Movie: Movies made by adults rarely get true teenage angst right, in my opinion, because said adults are so far removed from their youth that any message they might've had in their minds were long glossed over with the ravages of time. It doesn't matter how many minor aspects of youth they seemingly get right (often enough only by relying on stereotypes that are so generic as to be firmly implanted as collective "truths" that really aren't), the overall message is usually formed by committee so as to address only the lowest common denominator audience in a quest for profit. On the other hand, you'll get independent filmmakers that address such a narrow audience that they become very obscure and difficult to appreciate. Such was my opinion of a little "slice of life" film by director/writer Dani Minnick, Falling Like This.
The movie centered on a couple of teenagers, Boyd (Brian Vaughan), and Katie (Megan Wilson). Boyd starts off the movie as a juvenile delinquent who steals cars for the kick, and acts like a tough guy despite having a pretty-boy face. A rebel without a clue, Boyd is on a doomed path from the beginning as his youthful charm starts to wear thin on the authorities that deal with him on a frequent basis. Katie, on the other hand, is just a dopey girl who falls for the bad-boy in an effort to give her life meaning. As Boyd gets into deeper and deeper trouble, her path seems set on self destruction too and the romantic aspects of her relationship with Boyd soon compare poorly to the prospect of her own failed life.
The movie has some interesting themes to observe. The Romeo & Juliet aspect of a doomed relationship is present in spades. After all, Boyd isn't "really" hurting anyone, yes? That comes to an end when his exploits start to endanger those around him, making him less attractive to the pack he runs with, including Katie. The moth-to-a-flame attraction women have to dangerous men is something we can all probably relate to (be it a friend or family member; such is the case with director Dani Minnick, who's sister fell for such a loser). We all know that is she doesn't grow away from him soon, she'll end up another casualty of his antics. The tension of her awakening to his true nature is slow and steady which gave the movie more depth than I think most critics caught when it played in film festivals originally.
The down side, for me at least, was how there was no story to speak of. The whole movie made me feel like a fly on the wall, a voyeur if you will, to a pack of rowdy youth that were in need of putting down. I live in an urban area with plenty of kids similar to the ones shown here and while I'd be lying if I said I "knew" them well enough to write a play and direct a movie about them, I think the director did a decent job of capturing certain aspects of their behavior. Had she collaborated with some of them when writing the movie, she may have really struck a chord and made a major hit (at least in terms of an indie movie).
So, if you're looking for a somewhat obscure independent movie that looks at a youthful relationship doomed to failure with a cast of mostly weak actors (though they looked the part), you'll definitely want to Rent It or maybe grab a copy for your collection. It's not a classic but it shows a lot of promise on the part of Ms. Minnick in terms of showing a slice of life of a couple of young losers.

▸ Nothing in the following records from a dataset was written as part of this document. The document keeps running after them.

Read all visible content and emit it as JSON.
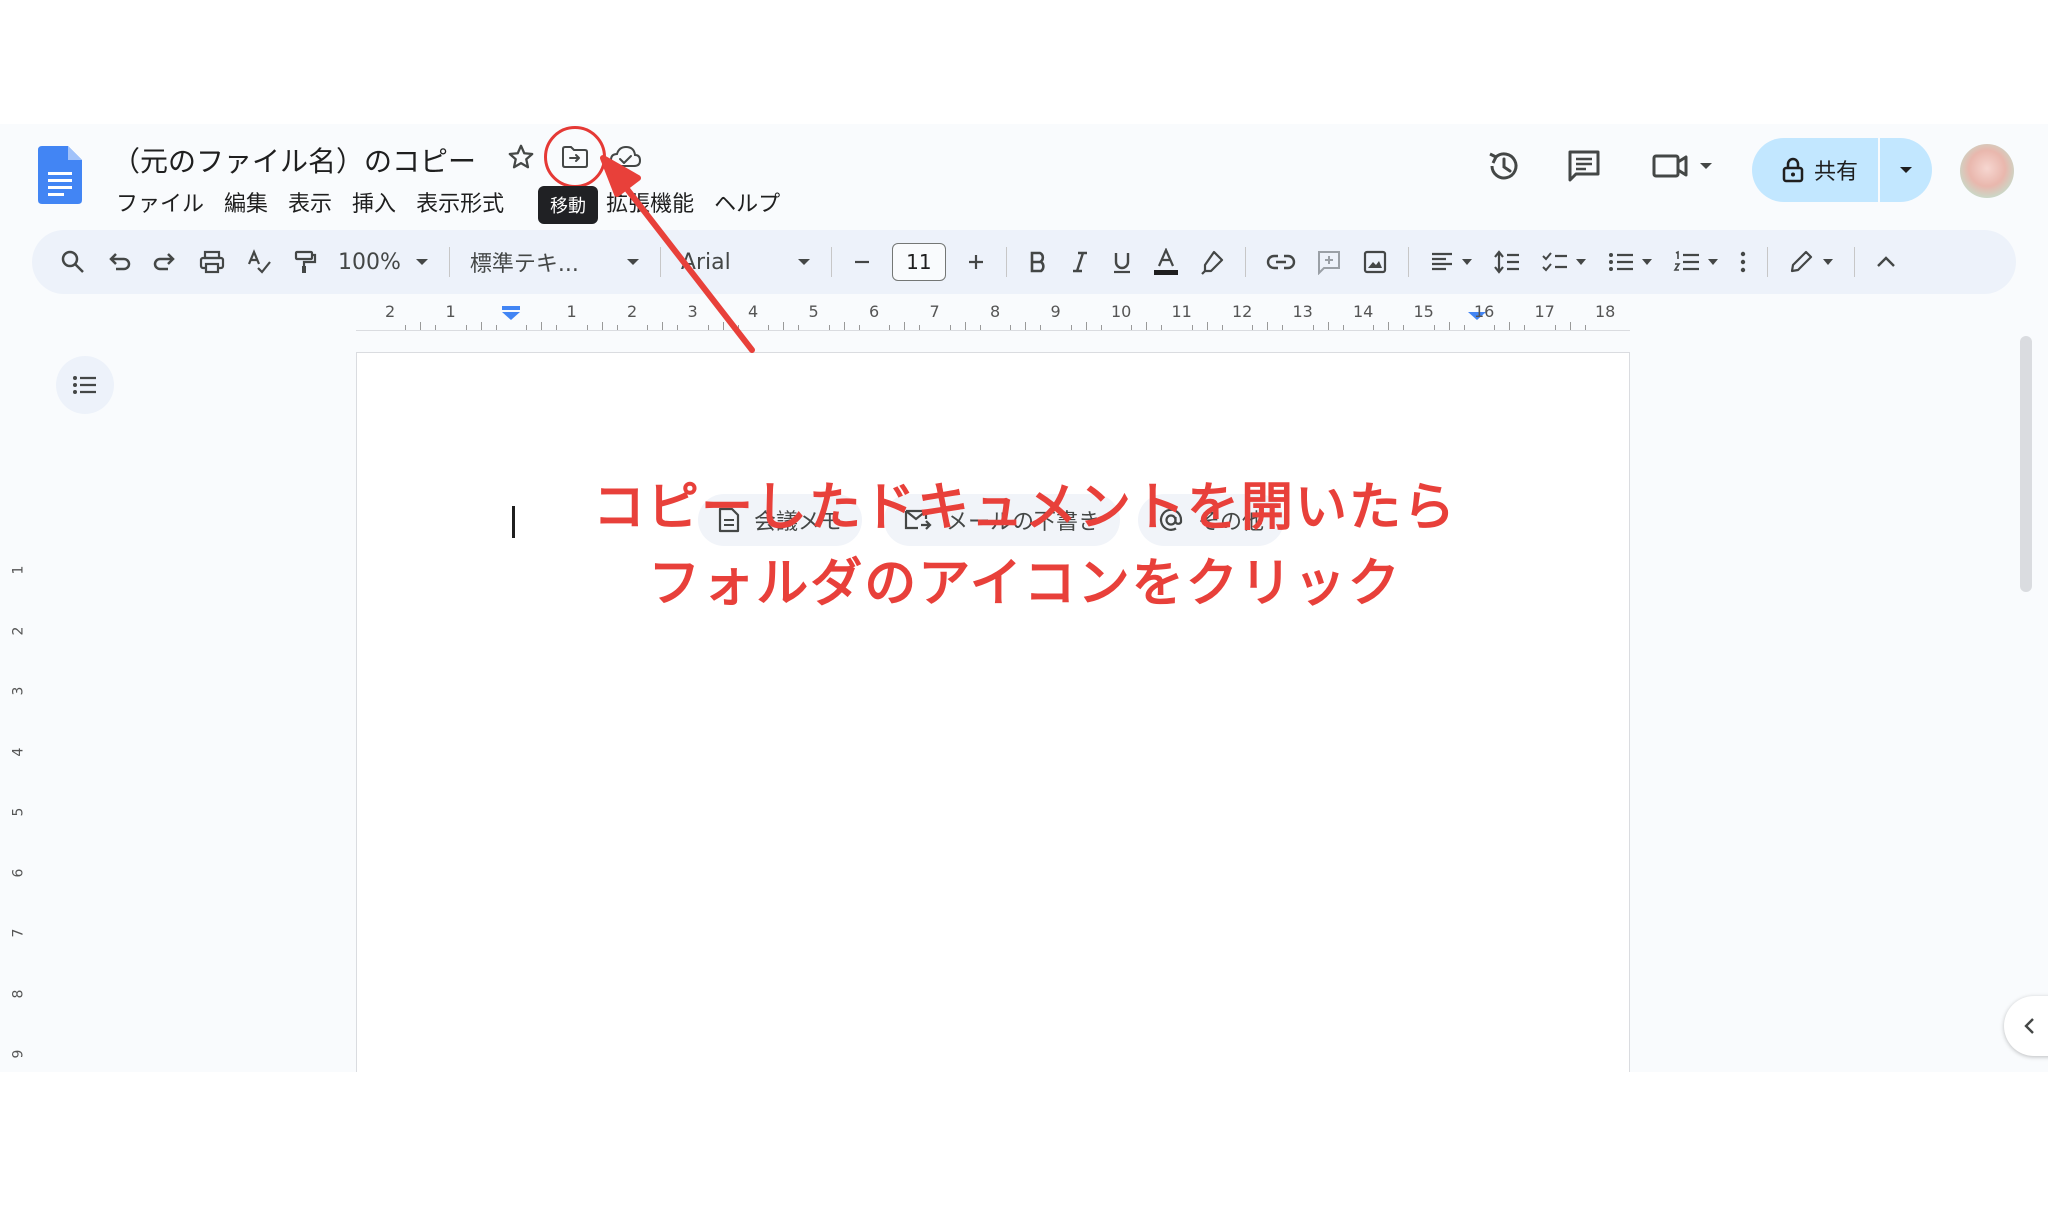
{
  "document": {
    "title": "（元のファイル名）のコピー",
    "move_tooltip": "移動"
  },
  "menubar": {
    "items": [
      "ファイル",
      "編集",
      "表示",
      "挿入",
      "表示形式",
      "拡張機能",
      "ヘルプ"
    ]
  },
  "header": {
    "share_label": "共有"
  },
  "toolbar": {
    "zoom": "100%",
    "paragraph_style": "標準テキ...",
    "font": "Arial",
    "font_size": "11"
  },
  "ruler": {
    "numbers": [
      "2",
      "1",
      "1",
      "2",
      "3",
      "4",
      "5",
      "6",
      "7",
      "8",
      "9",
      "10",
      "11",
      "12",
      "13",
      "14",
      "15",
      "16",
      "17",
      "18"
    ]
  },
  "vertical_ruler": {
    "numbers": [
      "1",
      "2",
      "3",
      "4",
      "5",
      "6",
      "7",
      "8",
      "9"
    ]
  },
  "chips": {
    "meeting_notes": "会議メモ",
    "email_draft": "メールの下書き",
    "more": "その他"
  },
  "annotation": {
    "line1": "コピーしたドキュメントを開いたら",
    "line2": "フォルダのアイコンをクリック",
    "color": "#e8403a"
  },
  "colors": {
    "share_button": "#c2e7ff",
    "toolbar_bg": "#edf2fa",
    "docs_blue": "#4285f4"
  }
}
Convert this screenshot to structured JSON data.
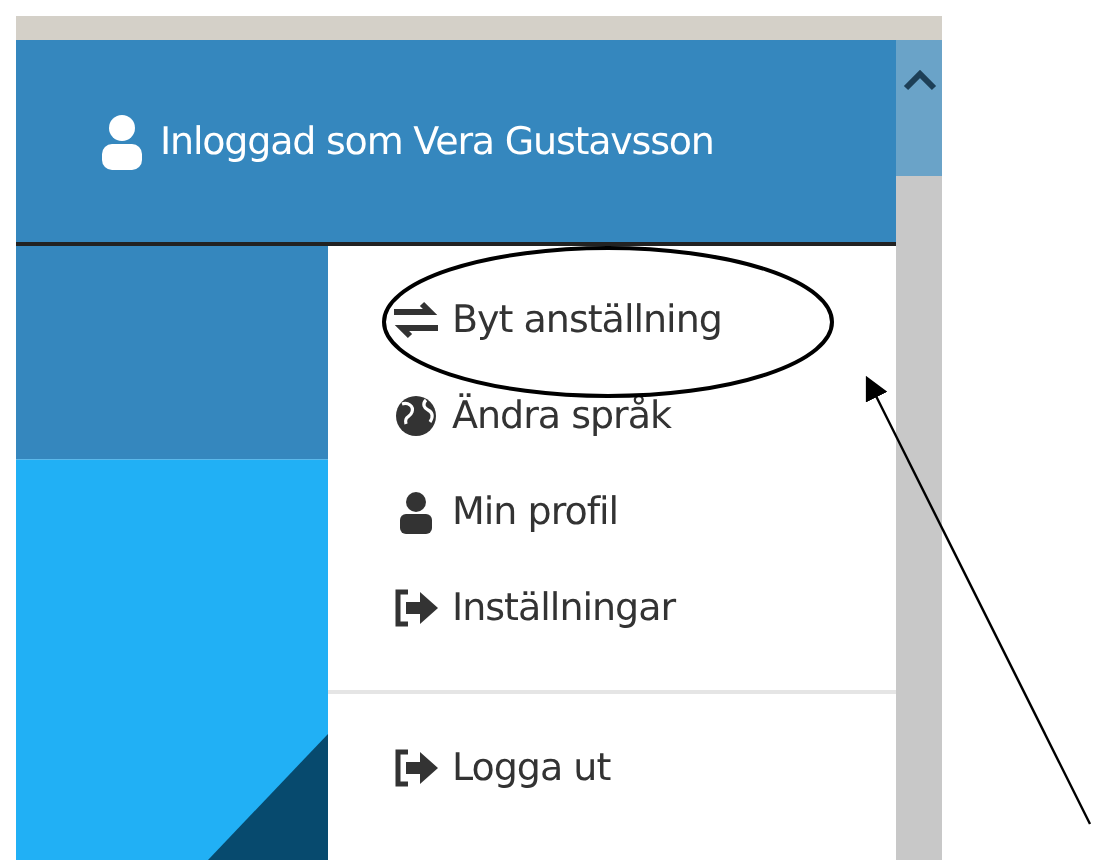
{
  "header": {
    "user_label": "Inloggad som Vera Gustavsson"
  },
  "menu": {
    "sections": [
      {
        "items": [
          {
            "label": "Byt anställning",
            "kind": "arrows"
          },
          {
            "label": "Ändra språk",
            "kind": "globe"
          },
          {
            "label": "Min profil",
            "kind": "user"
          },
          {
            "label": "Inställningar",
            "kind": "signout"
          }
        ]
      },
      {
        "items": [
          {
            "label": "Logga ut",
            "kind": "signout"
          }
        ]
      }
    ]
  }
}
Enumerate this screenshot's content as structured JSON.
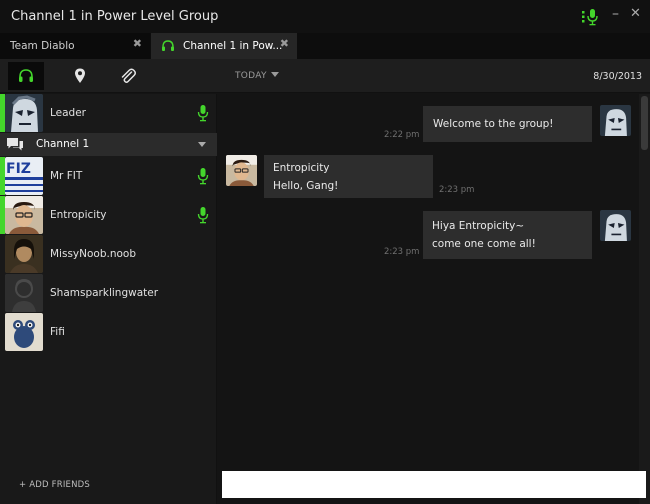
{
  "window": {
    "title": "Channel 1 in Power Level Group"
  },
  "tabs": [
    {
      "label": "Team Diablo",
      "close": "✖"
    },
    {
      "label": "Channel 1 in Pow...",
      "close": "✖"
    }
  ],
  "toolbar": {
    "today_label": "TODAY",
    "date": "8/30/2013"
  },
  "sidebar": {
    "leader": {
      "name": "Leader"
    },
    "channel": {
      "name": "Channel 1"
    },
    "members": [
      {
        "name": "Mr FIT",
        "talking": true
      },
      {
        "name": "Entropicity",
        "talking": true
      },
      {
        "name": "MissyNoob.noob",
        "talking": false
      },
      {
        "name": "Shamsparklingwater",
        "talking": false
      },
      {
        "name": "Fifi",
        "talking": false
      }
    ],
    "add_friends": "+ ADD FRIENDS"
  },
  "chat": {
    "messages": [
      {
        "side": "right",
        "lines": [
          "Welcome to the group!"
        ],
        "time": "2:22 pm"
      },
      {
        "side": "left",
        "lines": [
          "Entropicity",
          "Hello, Gang!"
        ],
        "time": "2:23 pm"
      },
      {
        "side": "right",
        "lines": [
          "Hiya Entropicity~",
          "come one come all!"
        ],
        "time": "2:23 pm"
      }
    ],
    "input_placeholder": ""
  },
  "colors": {
    "accent": "#44d62c",
    "bubble": "#2d2d2d",
    "background": "#141414"
  },
  "icons": [
    "mic-icon",
    "headset-icon",
    "location-pin-icon",
    "paperclip-icon",
    "chat-bubble-icon"
  ]
}
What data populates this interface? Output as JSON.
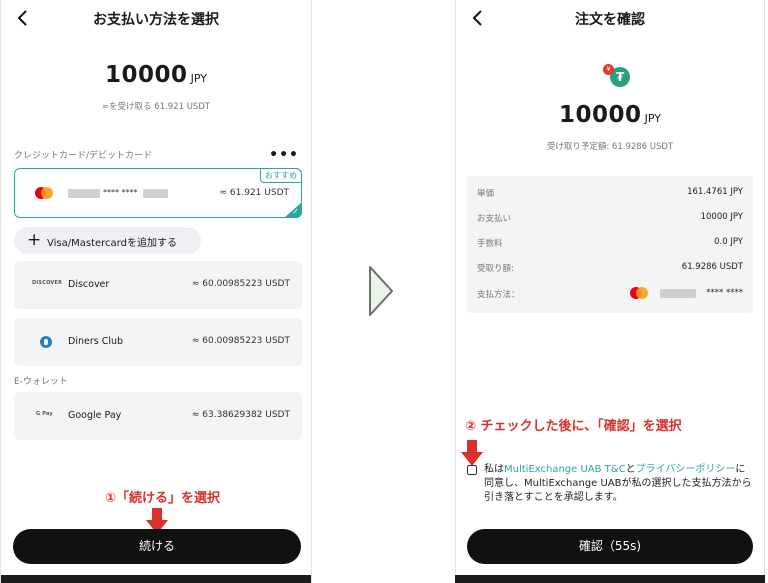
{
  "left": {
    "header_title": "お支払い方法を選択",
    "amount": "10000",
    "currency": "JPY",
    "receive_line": "≈を受け取る 61.921 USDT",
    "card_section_label": "クレジットカード/デビットカード",
    "more_label": "•••",
    "selected_card": {
      "badge": "おすすめ",
      "masked": "**** ****",
      "value": "≈ 61.921 USDT",
      "check": "✓"
    },
    "add_card": {
      "plus": "+",
      "label": "Visa/Mastercardを追加する"
    },
    "methods": [
      {
        "logo": "DISCOVER",
        "name": "Discover",
        "value": "≈ 60.00985223 USDT"
      },
      {
        "logo": "",
        "name": "Diners Club",
        "value": "≈ 60.00985223 USDT"
      }
    ],
    "ewallet_label": "E-ウォレット",
    "ewallet": {
      "logo": "G Pay",
      "name": "Google Pay",
      "value": "≈ 63.38629382 USDT"
    },
    "instruction": "①「続ける」を選択",
    "continue_label": "続ける"
  },
  "right": {
    "header_title": "注文を確認",
    "coin_symbol": "₮",
    "coin_small": "¥",
    "amount": "10000",
    "currency": "JPY",
    "receive_line": "受け取り予定額: 61.9286 USDT",
    "summary": {
      "unit_price_label": "単価",
      "unit_price_value": "161.4761 JPY",
      "payment_label": "お支払い",
      "payment_value": "10000 JPY",
      "fee_label": "手数料",
      "fee_value": "0.0 JPY",
      "received_label": "受取り額:",
      "received_value": "61.9286 USDT",
      "method_label": "支払方法：",
      "method_masked": "**** ****"
    },
    "instruction": "② チェックした後に、「確認」を選択",
    "agree": {
      "text1": "私は",
      "link1": "MultiExchange UAB T&C",
      "text2": "と",
      "link2": "プライバシーポリシー",
      "text3": "に同意し、MultiExchange UABが私の選択した支払方法から引き落とすことを承認します。"
    },
    "confirm_label": "確認（55s)"
  },
  "colors": {
    "accent": "#2aa79b",
    "instruction_red": "#d7322b",
    "button_dark": "#111111",
    "arrow_green": "#e9f6e7"
  },
  "icons": [
    "back-arrow-icon",
    "more-dots-icon",
    "mastercard-icon",
    "plus-icon",
    "discover-icon",
    "diners-club-icon",
    "google-pay-icon",
    "tether-coin-icon",
    "red-down-arrow-icon",
    "next-step-arrow-icon"
  ]
}
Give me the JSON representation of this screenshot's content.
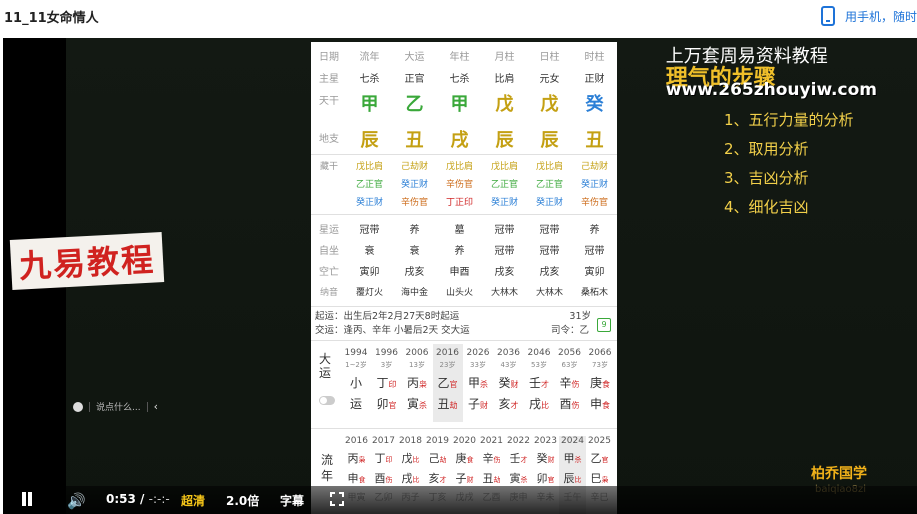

Picture: The picture was presented in non-anamorphic widescreen 1.85:1 color. The picture was grainy and had a lot of video noise but I didn't see a lot of compression artifacts and the fleshtones were pretty accurate (at least in the daylight scenes). The camera was a bit shaky due to the method used (handheld camera techniques were used to create a sense of intimacy) and whether you hate this style (like I do) or love it (as an attempt to get away from polished Hollywood flicks) will make a big difference in how much you like the movie.
Sound: The audio was presented in 5.1 Dolby Digital stereo but aside from some basic separation, it didn't appear to make the best use of the format. The vocals were often a bit hollow, which lent an air of authenticity to the low budget nature of the movie. The music was provided by Ani Difranco and was really solid to me (I'm a fan so weigh that in on my comments).
Extras: There was a director's commentary with Dani Minnick and cameraman/editor Alessandro Zezza that was more interesting than the movie itself. The two discussed a lot of technical aspects of getting the movie made with regard to the technical limitations more than anything else. Their anecdotes may be worth listening to if you're an aspiring filmmaker too. There was also a trailer and a double-sided DVD cover but that's it.
Final Thoughts: If you want a plot, great acting, or highly advanced technical values, you'll want nothing to do with this movie. If you're looking for an alternative to the glossy ending movies you see from Hollywood, you really should give it a look. Ani Difranco's soundtrack was pretty interesting too; she's sadly under appreciated these days and her work here stood out. As long as you aren't expecting a movie made with a big budget, you will likely find something to enjoy here.